Le Macron qui durant ces 5 années de mandat a préparé le terreau dans lequel ont germé les idées d'extrême-droite. Banalisant ces idées en adoptant son vocabulaire mais aussi ses pratiques.
Le Macron dont le gouvernement a exacerbé l'islamophobie pour détourner les classes populaires de la gauche et ainsi se garantir un adversaire facile au second tour.
Le Macron qui supprime tout ce qui fait les conditions de la dignité des classes populaires, un travail et un salaire dignes, une retraite décente, et qui ne leur laisse comme orgueil que celui de pouvoir mépriser les seules catégories encore plus déconsidérées que lui. Le Macron qui s'est appliqué à détruire tout ce qui fait du lien dans la Nation, tout ce qui est commun, à savoir les services publics, pour ne garder que le nationalisme tourné contre l'autre, le différent, l'immigré, le musulman.
Le Macron qui n'a répondu aux revendications populaires que par la répression.

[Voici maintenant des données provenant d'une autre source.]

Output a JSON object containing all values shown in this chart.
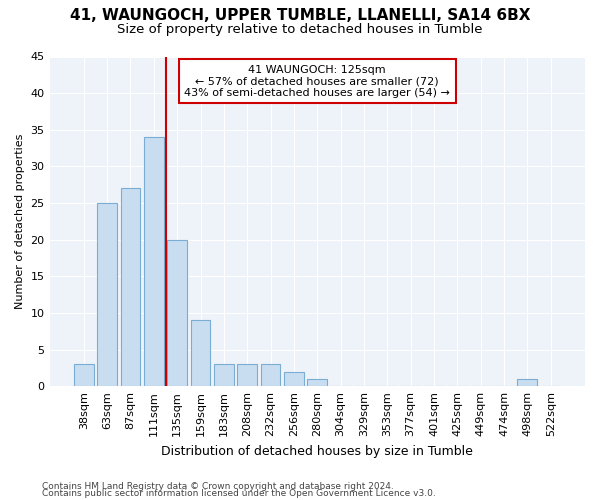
{
  "title1": "41, WAUNGOCH, UPPER TUMBLE, LLANELLI, SA14 6BX",
  "title2": "Size of property relative to detached houses in Tumble",
  "xlabel": "Distribution of detached houses by size in Tumble",
  "ylabel": "Number of detached properties",
  "categories": [
    "38sqm",
    "63sqm",
    "87sqm",
    "111sqm",
    "135sqm",
    "159sqm",
    "183sqm",
    "208sqm",
    "232sqm",
    "256sqm",
    "280sqm",
    "304sqm",
    "329sqm",
    "353sqm",
    "377sqm",
    "401sqm",
    "425sqm",
    "449sqm",
    "474sqm",
    "498sqm",
    "522sqm"
  ],
  "values": [
    3,
    25,
    27,
    34,
    20,
    9,
    3,
    3,
    3,
    2,
    1,
    0,
    0,
    0,
    0,
    0,
    0,
    0,
    0,
    1,
    0
  ],
  "bar_color": "#c9ddf0",
  "bar_edge_color": "#7aadd4",
  "vline_x_pos": 3.5,
  "vline_color": "#cc0000",
  "annotation_title": "41 WAUNGOCH: 125sqm",
  "annotation_line1": "← 57% of detached houses are smaller (72)",
  "annotation_line2": "43% of semi-detached houses are larger (54) →",
  "annotation_box_color": "#ffffff",
  "annotation_box_edge": "#cc0000",
  "ylim": [
    0,
    45
  ],
  "yticks": [
    0,
    5,
    10,
    15,
    20,
    25,
    30,
    35,
    40,
    45
  ],
  "footer1": "Contains HM Land Registry data © Crown copyright and database right 2024.",
  "footer2": "Contains public sector information licensed under the Open Government Licence v3.0.",
  "bg_color": "#eef2f9",
  "fig_bg_color": "#ffffff",
  "title1_fontsize": 11,
  "title2_fontsize": 9.5,
  "xlabel_fontsize": 9,
  "ylabel_fontsize": 8,
  "tick_fontsize": 8,
  "footer_fontsize": 6.5
}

Certains diront qu'ils ne voteront pas pour Macron car de toutes façons on ne peut pas faire pire. C'est faux, il y a toujours pire. Je dirai simplement que cela m'est insupportable. Depuis le quinquennat de N. Sarkozy et encore plus avec son collègue E. Macron, il n'y a plus de différence de nature entre la droite et l'extrême-droite. Ce n'est plus qu'une différence de degré. On peut imaginer que le curseur avec Marine le Pen ne sera pas placé au même endroit mais il se situera sur la même ligne que Macron.
Non, voter Macron, ce n'est pas faire barrage à l'extrême-droite. Cette dernière, en revanche, a été instrumentalisée et encouragée par Macron pour faire barrage à la gauche au premier tour.
LREM et le RN sont du même côté du barrage. Voter LREM, c'est gorger la retenue d'eau empoisonnée dans laquelle baignent les idées autoritaires et xénophobes de l'extrême-droite. Et lorsque le barrage brisera, la puissance décuplée de ce courant sera d'autant plus dangereuse. 5 ans après le dernier « barrage républicain », le score de l'extrême-droite a enflé de 10 points : alors qu'il était de 21% en 2017, il s'élève aujourd'hui après 5 ans de mandat Macron à 31%.
Que ceux qui ont la force de voter Macron le fassent. Mais si l'extrême-droite venait à l'emporter, ce serait la faute de celui qui a voulu initier ce jeu dangereux, pas de ceux qui ont refusé d'y jouer. Et la faute de ceux qui auront voté Le Pen, pas de ceux qui auront refusé de voter Macron.
Après avoir méprisé le peuple et dévoyé la démocratie pendant 5 ans, après avoir foulé aux pieds les valeurs de la République, le président sortant en appelle au vote des républicains. Qu'il vienne le chercher.